Abran la ventana. Asómense al balcón. Salgan a la calle. ¿Lo oyen? Son los miles –¡qué digo miles!–, los millones de ciudadanos, entre los que se cuentan infinidad de nouvinguts, que reclaman, si no exigen, la oficialidad del catalán en la Unión Europea.

Como se aprecia del silencio que habrán escuchado –bonito oxímoron, por cierto–, es este un asunto de mucha relevancia para la ciudadanía catalana, española y europea. Es la palanca que debe activar todas las mejoras sociales. Sin ello, la miseria.

Es uno de los asuntos informativos del momento, pero no porque se trate de una necesidad de la sociedad, sino de una imposición política que viene a reconfirmar lo que se da por hecho: que los mal llamados representantes del pueblo gobiernan para sí mismos.

Porque, que nadie se engañe ni se lleve una sorpresa: el asunto de oficializar el catalán en Europa es una exigencia de un prófugo de la justicia española para dar apoyo al hombre que le ha prometido la amnistía. Entre ellos dos anda el juego.

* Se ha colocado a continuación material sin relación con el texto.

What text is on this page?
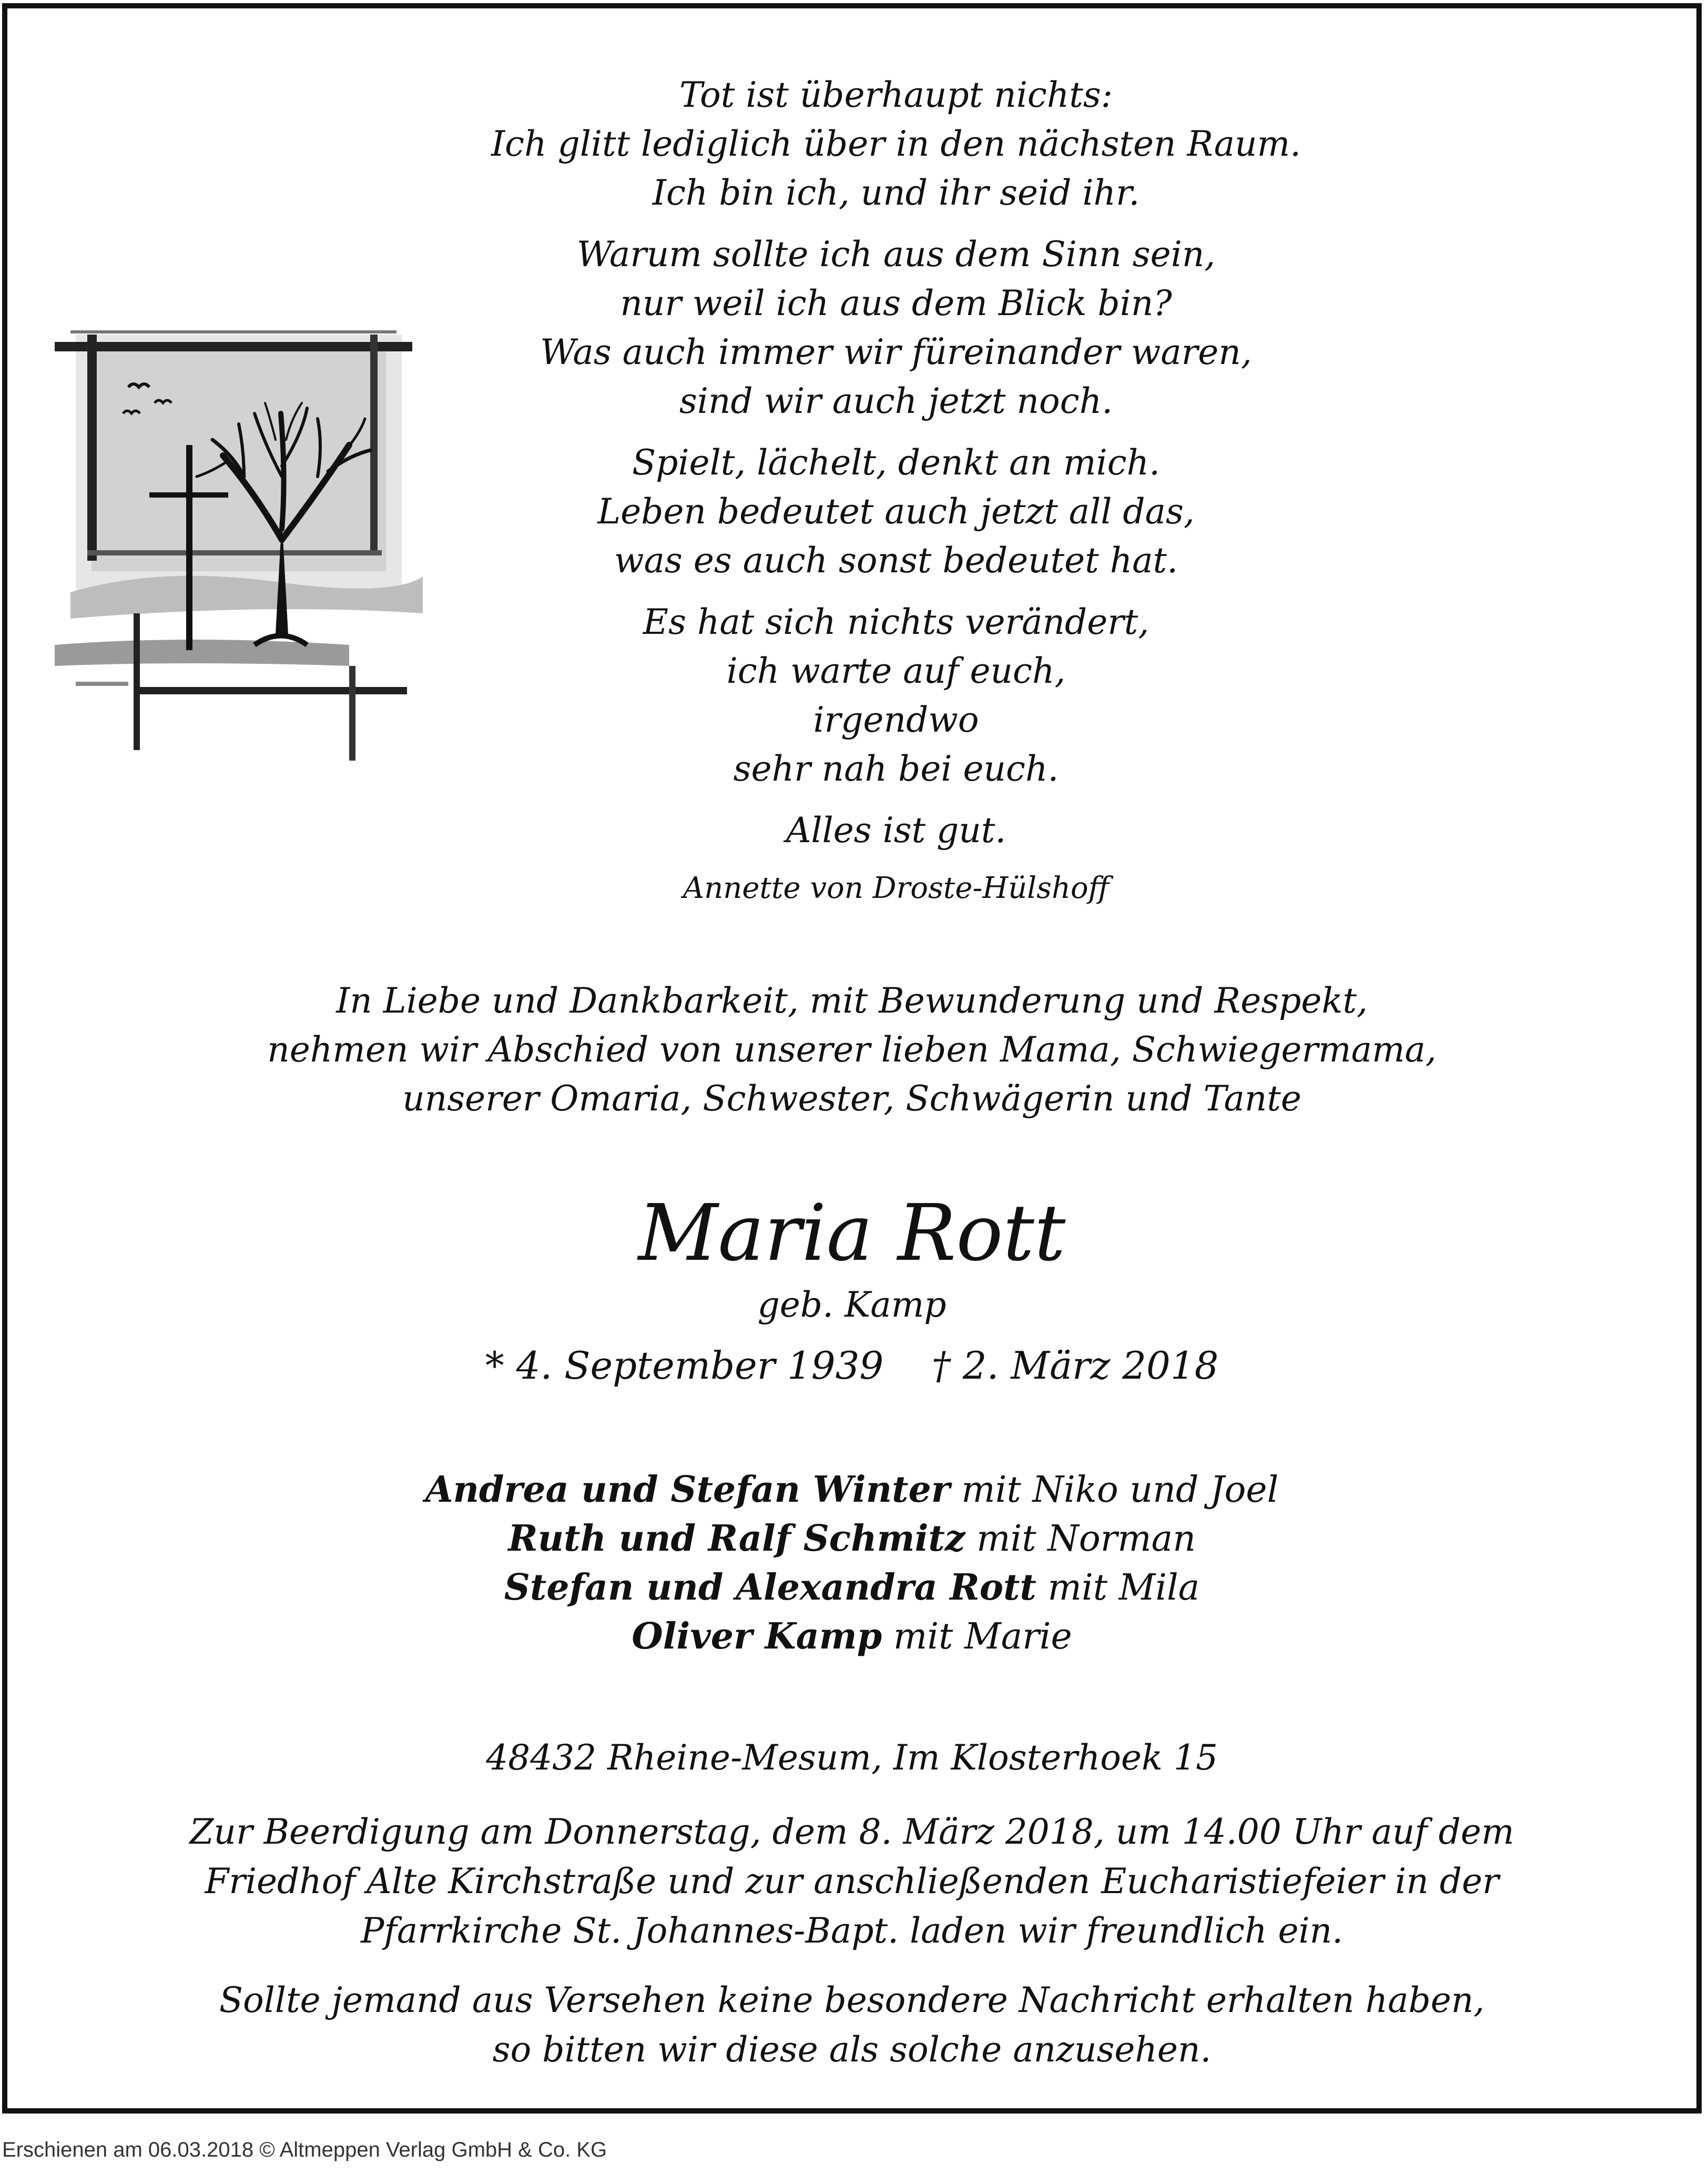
Tot ist überhaupt nichts:
Ich glitt lediglich über in den nächsten Raum.
Ich bin ich, und ihr seid ihr.
Warum sollte ich aus dem Sinn sein,
nur weil ich aus dem Blick bin?
Was auch immer wir füreinander waren,
sind wir auch jetzt noch.
Spielt, lächelt, denkt an mich.
Leben bedeutet auch jetzt all das,
was es auch sonst bedeutet hat.
Es hat sich nichts verändert,
ich warte auf euch,
irgendwo
sehr nah bei euch.
Alles ist gut.
Annette von Droste-Hülshoff
In Liebe und Dankbarkeit, mit Bewunderung und Respekt,
nehmen wir Abschied von unserer lieben Mama, Schwiegermama,
unserer Omaria, Schwester, Schwägerin und Tante
Maria Rott
geb. Kamp
* 4. September 1939    † 2. März 2018
Andrea und Stefan Winter mit Niko und Joel
Ruth und Ralf Schmitz mit Norman
Stefan und Alexandra Rott mit Mila
Oliver Kamp mit Marie
48432 Rheine-Mesum, Im Klosterhoek 15
Zur Beerdigung am Donnerstag, dem 8. März 2018, um 14.00 Uhr auf dem
Friedhof Alte Kirchstraße und zur anschließenden Eucharistiefeier in der
Pfarrkirche St. Johannes-Bapt. laden wir freundlich ein.
Sollte jemand aus Versehen keine besondere Nachricht erhalten haben,
so bitten wir diese als solche anzusehen.
Erschienen am 06.03.2018 © Altmeppen Verlag GmbH & Co. KG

Ya pueden venir unos y otros a despotricar de los fachas del PP y de la ultraderecha que ha impedido que, por ahora, se pueda hablar en catalán en Europa. El discurso es el que es. Y el objetivo que se persigue, también. Ni derechos lingüísticos ni de otra índole. Humo.

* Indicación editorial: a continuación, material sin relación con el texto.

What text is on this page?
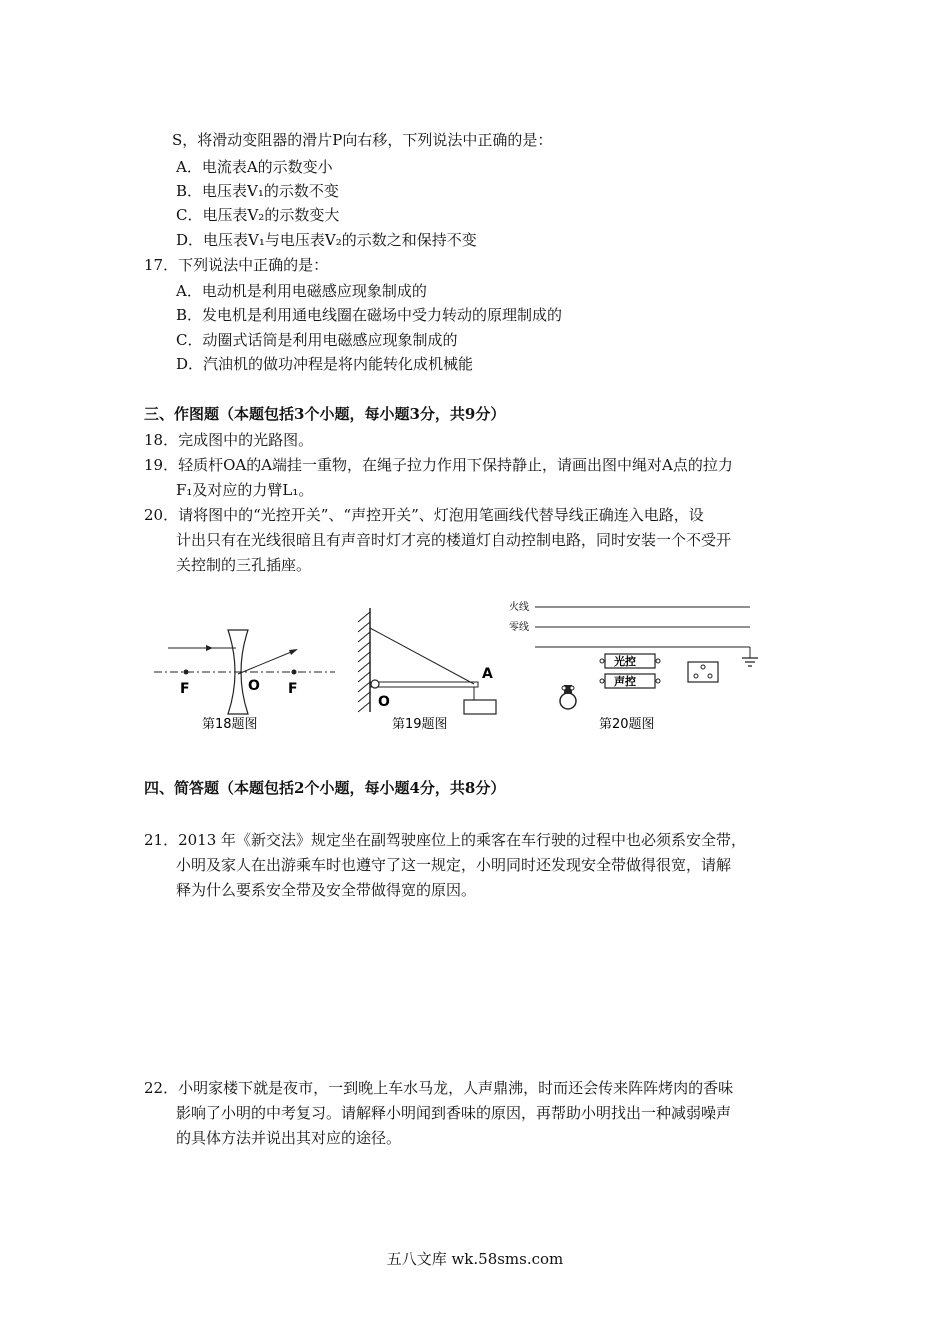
S，将滑动变阻器的滑片P向右移，下列说法中正确的是：
A．电流表A的示数变小
B．电压表V₁的示数不变
C．电压表V₂的示数变大
D．电压表V₁与电压表V₂的示数之和保持不变
17．下列说法中正确的是：
A．电动机是利用电磁感应现象制成的
B．发电机是利用通电线圈在磁场中受力转动的原理制成的
C．动圈式话筒是利用电磁感应现象制成的
D．汽油机的做功冲程是将内能转化成机械能
三、作图题（本题包括3个小题，每小题3分，共9分）
18．完成图中的光路图。
19．轻质杆OA的A端挂一重物，在绳子拉力作用下保持静止，请画出图中绳对A点的拉力
F₁及对应的力臂L₁。
20．请将图中的“光控开关”、“声控开关”、灯泡用笔画线代替导线正确连入电路，设
计出只有在光线很暗且有声音时灯才亮的楼道灯自动控制电路，同时安装一个不受开
关控制的三孔插座。
F	O F
第18题图
A
O
第19题图
火线
零线
光控
声控
第20题图
四、简答题（本题包括2个小题，每小题4分，共8分）
21．2013 年《新交法》规定坐在副驾驶座位上的乘客在车行驶的过程中也必须系安全带，
小明及家人在出游乘车时也遵守了这一规定，小明同时还发现安全带做得很宽，请解
释为什么要系安全带及安全带做得宽的原因。
22．小明家楼下就是夜市，一到晚上车水马龙，人声鼎沸，时而还会传来阵阵烤肉的香味
影响了小明的中考复习。请解释小明闻到香味的原因，再帮助小明找出一种减弱噪声
的具体方法并说出其对应的途径。
五八文库 wk.58sms.com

Esto no significa que, hecho con cabeza y con servicio real a la comunidad, el catalán no pudiera o debiera tener un cierto reconocimiento en ámbitos concretos y donde este registro tuviera un impacto verdadero y tangible. No es el caso que se plantea.

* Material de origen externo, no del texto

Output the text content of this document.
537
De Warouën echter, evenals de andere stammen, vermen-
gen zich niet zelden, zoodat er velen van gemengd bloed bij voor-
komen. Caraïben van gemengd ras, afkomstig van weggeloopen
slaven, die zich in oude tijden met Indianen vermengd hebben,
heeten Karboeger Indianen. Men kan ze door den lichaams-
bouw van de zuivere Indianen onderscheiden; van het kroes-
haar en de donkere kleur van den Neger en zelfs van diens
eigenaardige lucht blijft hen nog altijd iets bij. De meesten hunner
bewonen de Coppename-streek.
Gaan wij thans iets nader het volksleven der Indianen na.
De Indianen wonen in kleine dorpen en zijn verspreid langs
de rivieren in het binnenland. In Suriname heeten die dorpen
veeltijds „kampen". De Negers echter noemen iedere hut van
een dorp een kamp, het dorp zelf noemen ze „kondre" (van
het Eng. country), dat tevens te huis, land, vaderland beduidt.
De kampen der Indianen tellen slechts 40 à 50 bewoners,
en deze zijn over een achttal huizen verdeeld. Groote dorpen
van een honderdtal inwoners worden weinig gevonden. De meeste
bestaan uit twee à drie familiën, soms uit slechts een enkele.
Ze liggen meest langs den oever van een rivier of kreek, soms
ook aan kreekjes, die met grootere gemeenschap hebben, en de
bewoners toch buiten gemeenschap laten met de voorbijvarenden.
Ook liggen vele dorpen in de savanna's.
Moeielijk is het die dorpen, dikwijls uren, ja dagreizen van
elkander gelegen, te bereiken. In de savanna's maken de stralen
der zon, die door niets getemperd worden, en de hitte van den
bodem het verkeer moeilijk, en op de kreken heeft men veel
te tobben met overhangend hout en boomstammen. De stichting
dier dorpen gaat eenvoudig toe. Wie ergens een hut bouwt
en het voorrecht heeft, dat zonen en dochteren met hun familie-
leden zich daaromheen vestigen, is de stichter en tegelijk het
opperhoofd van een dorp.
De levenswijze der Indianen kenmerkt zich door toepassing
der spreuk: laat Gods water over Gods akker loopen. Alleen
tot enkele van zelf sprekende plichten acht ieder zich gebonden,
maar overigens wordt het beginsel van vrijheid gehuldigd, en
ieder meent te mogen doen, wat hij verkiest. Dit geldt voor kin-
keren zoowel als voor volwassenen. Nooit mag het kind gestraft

De hecho, uno de los argumentos de la Generalitat para defender a ultranza la catalanización de Europa es que los ciudadanos podrán “relacionarse con cualquier institución europea en catalán”.

Vamos a ver, ¿cuántos ciudadanos catalanohablantes se dirigen a estas instituciones, o consultan los tratados comunitarios? ¿Por un puñadito de personas hay que montar todo lo que quieren montar, aunque no haya datos exactos sobre el coste que supondría?

Sin olvidar que este asunto abriría la puerta a otras lenguas, muy minoritarias, a exigir el mismo trato. Jaleo al canto. Es el cuanto peor, mejor. De todos modos, no está de más mencionar que, entre las 24 oficiales, hay algunas con menos hablantes que el catalán.

Eso, si nos creemos el discurso oficial de que el catalán cuenta con diez millones de hablantes –pese a que, y eso no se cuenta, no todas estas personas, ni mucho menos, exigen su oficialidad en Europa–.

Otro de los argumentos del Govern es que esta oficialidad supondría un “aumento del valor simbólico y de autoestima”. Apelar al sentimiento nunca falla en asuntos identitarios. Y es una semillita que puede acabar muy mal, igual que ocurrió con el procés.

Por lo tanto, habiendo tantas urgencias, la oficialidad del catalán en Europa, siendo una lengua con tantos hablantes y exenta de peligro durante muchas décadas, no debe pasar por delante de asuntos como la vivienda y la seguridad, mucho más prioritarios.

A todo esto, Sánchez vuelve a ganar. Él lo ha intentado. Queda más o menos bien con quienes le chantajean y tampoco sale escaldado por quienes ponen el grito en el cielo por estos movimientos. Sin perjuicio de que se deba proteger y mimar el catalán. Como a todas las lenguas.